Outcomes/Evidence in the Literature
Little information is available in the literature regarding outcomes following coronoid fractures. This is in part because these injuries rarely occur in isolation and the concomitant injuries often dictate treatment and influence outcomes.
Regan and Morrey reported upon 32 patients with coronoid fractures. Most of these patients were treated with immobilization; because of poorer outcomes, prolonged immobilization alone was condemned. Subsequently, Adams et al reported on 103 patients at the same institution. All Regan Morrey I were treated nonoperatively or excised; all type III fractures and 76% of type II fractures were treated operatively often with plates. These patients fared better than the prior cohort of patients at the same institution.
Adams, JE, Sanchez-Sotelo, J, Kallina, CF, Morrey, BF, Steinmann, SP. “Fractures of the coronoid: morphology based upon computed tomography scanning”. Journal of Shoulder and Elbow Surgery. vol. 21. 2012. pp. 782-8.

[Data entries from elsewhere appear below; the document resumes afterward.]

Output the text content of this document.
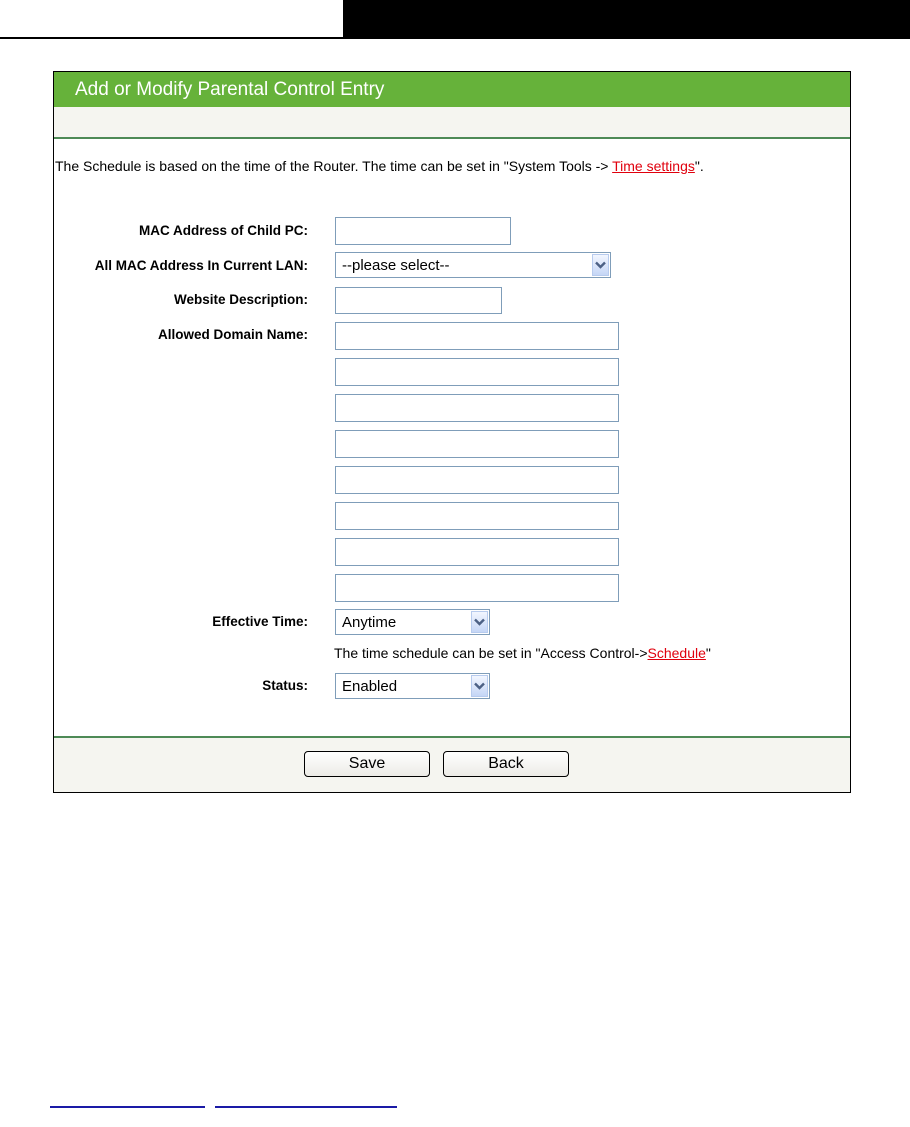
Add or Modify Parental Control Entry
The Schedule is based on the time of the Router. The time can be set in "System Tools -> Time settings".
MAC Address of Child PC:
All MAC Address In Current LAN: --please select--
Website Description:
Allowed Domain Name:
Effective Time: Anytime
The time schedule can be set in "Access Control->Schedule"
Status: Enabled
Save	Back
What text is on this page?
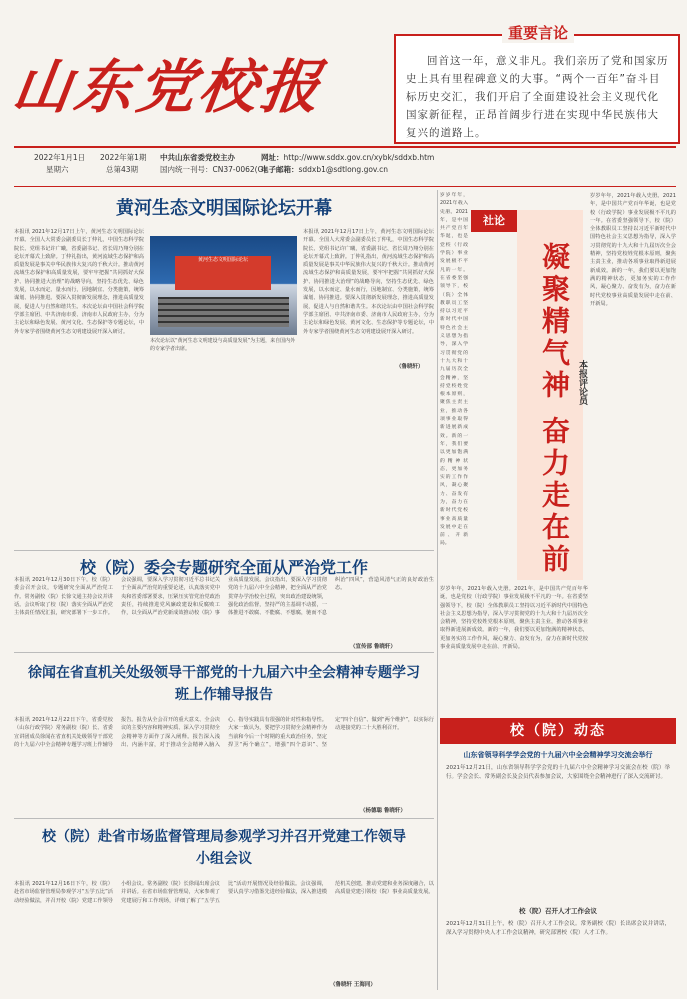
山东党校报
重要言论
回首这一年，意义非凡。我们亲历了党和国家历史上具有里程碑意义的大事。“两个一百年”奋斗目标历史交汇，我们开启了全面建设社会主义现代化国家新征程，正昂首阔步行进在实现中华民族伟大复兴的道路上。
2022年1月1日
星期六
2022年第1期
总第43期
中共山东省委党校主办
国内统一刊号：CN37-0062(G)
网址：http://www.sddx.gov.cn/xybk/sddxb.htm
电子邮箱：sddxb1@sdtlong.gov.cn
黄河生态文明国际论坛开幕
本报讯 2021年12月17日上午，黄河生态文明国际论坛开幕。全国人大常委会副委员长丁仲礼，中国生态科学院院长、党组书记许广曦，省委副书记、省长周乃翔分别在论坛开幕式上致辞。丁仲礼指出，黄河流域生态保护和高质量发展是事关中华民族伟大复兴的千秋大计。推动黄河流域生态保护和高质量发展，要牢牢把握“共同抓好大保护、协同推进大治理”的战略导向，坚持生态优先、绿色发展，以水而定、量水而行，因地制宜、分类施策，统筹谋划、协同推进。要深入贯彻新发展理念，推进高质量发展，促进人与自然和谐共生。本次论坛由中国社会科学院学部主席团、中共济南市委、济南市人民政府主办，分为主论坛和绿色发展、黄河文化、生态保护等专题论坛，中外专家学者围绕黄河生态文明建设展开深入研讨。
黄河生态文明国际论坛
本次论坛以“黄河生态文明建设与高质量发展”为主题，来自国内外的专家学者出席。
本报讯 2021年12月17日上午，黄河生态文明国际论坛开幕。全国人大常委会副委员长丁仲礼，中国生态科学院院长、党组书记许广曦，省委副书记、省长周乃翔分别在论坛开幕式上致辞。丁仲礼指出，黄河流域生态保护和高质量发展是事关中华民族伟大复兴的千秋大计。推动黄河流域生态保护和高质量发展，要牢牢把握“共同抓好大保护、协同推进大治理”的战略导向，坚持生态优先、绿色发展，以水而定、量水而行，因地制宜、分类施策，统筹谋划、协同推进。要深入贯彻新发展理念，推进高质量发展，促进人与自然和谐共生。本次论坛由中国社会科学院学部主席团、中共济南市委、济南市人民政府主办，分为主论坛和绿色发展、黄河文化、生态保护等专题论坛，中外专家学者围绕黄河生态文明建设展开深入研讨。
（鲁晓轩）
校（院）委会专题研究全面从严治党工作
本报讯 2021年12月30日下午，校（院）委会召开会议，专题研究全面从严治党工作。常务副校（院）长徐文通主持会议并讲话。会议听取了校（院）落实全面从严治党主体责任情况汇报，研究部署下一步工作。会议强调，要深入学习贯彻习近平总书记关于全面从严治党的重要论述，认真落实党中央和省委部署要求，压紧压实管党治党政治责任，持续推进党风廉政建设和反腐败工作，以全面从严治党新成效推动校（院）事业高质量发展。会议指出，要深入学习贯彻党的十九届六中全会精神，把全面从严治党贯穿办学治校全过程，突出政治建设统领，强化政治监督，坚持严的主基调不动摇，一体推进不敢腐、不能腐、不想腐，驰而不息纠治“四风”，营造风清气正的良好政治生态。
（宣传部 鲁晓轩）
徐闻在省直机关处级领导干部党的十九届六中全会精神专题学习班上作辅导报告
本报讯 2021年12月22日下午，省委党校（山东行政学院）常务副校（院）长、省委宣讲团成员徐闻在省直机关处级领导干部党的十九届六中全会精神专题学习班上作辅导报告。报告从全会召开的重大意义、全会决议的主要内容和精神实质、深入学习贯彻全会精神等方面作了深入阐释。报告深入浅出、内涵丰富，对于推动全会精神入脑入心、指导实践具有很强的针对性和指导性。大家一致认为，要把学习贯彻全会精神作为当前和今后一个时期的重大政治任务，坚定捍卫“两个确立”，增强“四个意识”、坚定“四个自信”、做到“两个维护”，以实际行动迎接党的二十大胜利召开。
（杨德聪 鲁晓轩）
校（院）赴省市场监督管理局参观学习并召开党建工作领导小组会议
本报讯 2021年12月16日下午，校（院）赴省市场监督管理局参观学习“五学五比”活动经验做法，并召开校（院）党建工作领导小组会议。常务副校（院）长徐闻出席会议并讲话。在省市场监督管理局，大家参观了党建展厅和工作现场，详细了解了“五学五比”活动开展情况及经验做法。会议强调，要认真学习借鉴先进经验做法，深入推进模范机关创建，推动党建和业务深度融合，以高质量党建引领校（院）事业高质量发展。
（鲁晓轩 王海同）
岁岁年年，2021年载入史册。2021年，是中国共产党百年华诞，也是党校（行政学院）事业发展极不平凡的一年。在省委坚强领导下，校（院）全体教职员工坚持以习近平新时代中国特色社会主义思想为指导，深入学习贯彻党的十九大和十九届历次全会精神，坚持党校姓党根本原则，聚焦主责主业，推动各项事业取得新进展新成效。新的一年，我们要以更加饱满的精神状态，更加务实的工作作风，凝心聚力、奋发有为，奋力在新时代党校事业高质量发展中走在前、开新局。
社论
凝聚精气神 奋力走在前 本报评论员
岁岁年年，2021年载入史册。2021年，是中国共产党百年华诞，也是党校（行政学院）事业发展极不平凡的一年。在省委坚强领导下，校（院）全体教职员工坚持以习近平新时代中国特色社会主义思想为指导，深入学习贯彻党的十九大和十九届历次全会精神，坚持党校姓党根本原则，聚焦主责主业，推动各项事业取得新进展新成效。新的一年，我们要以更加饱满的精神状态，更加务实的工作作风，凝心聚力、奋发有为，奋力在新时代党校事业高质量发展中走在前、开新局。
岁岁年年，2021年载入史册。2021年，是中国共产党百年华诞，也是党校（行政学院）事业发展极不平凡的一年。在省委坚强领导下，校（院）全体教职员工坚持以习近平新时代中国特色社会主义思想为指导，深入学习贯彻党的十九大和十九届历次全会精神，坚持党校姓党根本原则，聚焦主责主业，推动各项事业取得新进展新成效。新的一年，我们要以更加饱满的精神状态，更加务实的工作作风，凝心聚力、奋发有为，奋力在新时代党校事业高质量发展中走在前、开新局。
校（院）动态
山东省领导科学学会党的十九届六中全会精神学习交流会举行
2021年12月21日，山东省领导科学学会党的十九届六中全会精神学习交流会在校（院）举行。学会会长、常务副会长及会员代表参加会议，大家围绕全会精神进行了深入交流研讨。
校（院）召开人才工作会议
2021年12月31日上午，校（院）召开人才工作会议。常务副校（院）长出席会议并讲话，深入学习贯彻中央人才工作会议精神，研究部署校（院）人才工作。
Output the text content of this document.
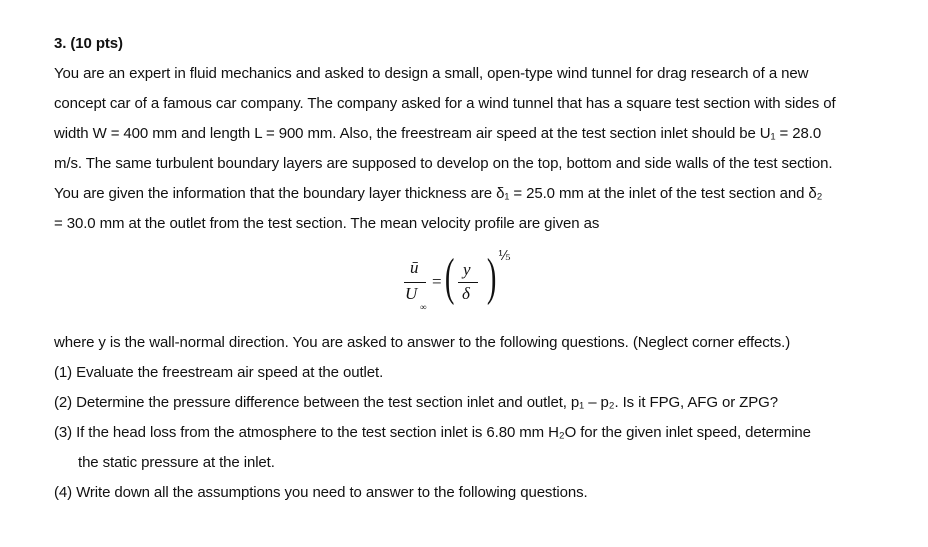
3. (10 pts)
You are an expert in fluid mechanics and asked to design a small, open-type wind tunnel for drag research of a new
concept car of a famous car company. The company asked for a wind tunnel that has a square test section with sides of
width W = 400 mm and length L = 900 mm. Also, the freestream air speed at the test section inlet should be U₁ = 28.0
m/s. The same turbulent boundary layers are supposed to develop on the top, bottom and side walls of the test section.
You are given the information that the boundary layer thickness are δ₁ = 25.0 mm at the inlet of the test section and δ₂
= 30.0 mm at the outlet from the test section. The mean velocity profile are given as
ū
U
∞
= ( y
δ ) ⅕
where y is the wall-normal direction. You are asked to answer to the following questions. (Neglect corner effects.)
(1) Evaluate the freestream air speed at the outlet.
(2) Determine the pressure difference between the test section inlet and outlet, p₁ – p₂. Is it FPG, AFG or ZPG?
(3) If the head loss from the atmosphere to the test section inlet is 6.80 mm H₂O for the given inlet speed, determine
the static pressure at the inlet.
(4) Write down all the assumptions you need to answer to the following questions.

Adams, JE, Hoskin, TL, Morrey, BF, Steinmann, SP. “Management and outcome of 103 acute fractures of the coronoid process of the ulna”. J Bone Joint Surg Br. vol. 91. 2009. pp. 632-635.
O’Driscoll, SW, Jupiter, JB, Cohen, MS, Ring, D, McKee, MD. “Difficult elbow fractures: pearls and pitfalls”. Instr Course Lect. vol. 52. 2003. pp. 113-134.
Regan, W, Morrey, B. “Fractures of the coronoid process of the ulna”. J Bone Joint Surg Am. vol. 71. 1989. pp. 1348-1354.
Steinmann, SP. “Coronoid process fracture”. J Am Acad Orthop Surg. vol. 16. 2008. pp. 519-529.
Coronoid fractures can be complicated and difficult to treat. Developing an understanding of the injury patterns that occur and the structures that must be addressed to restore a stable and congruent elbow joint facilitates best outcomes.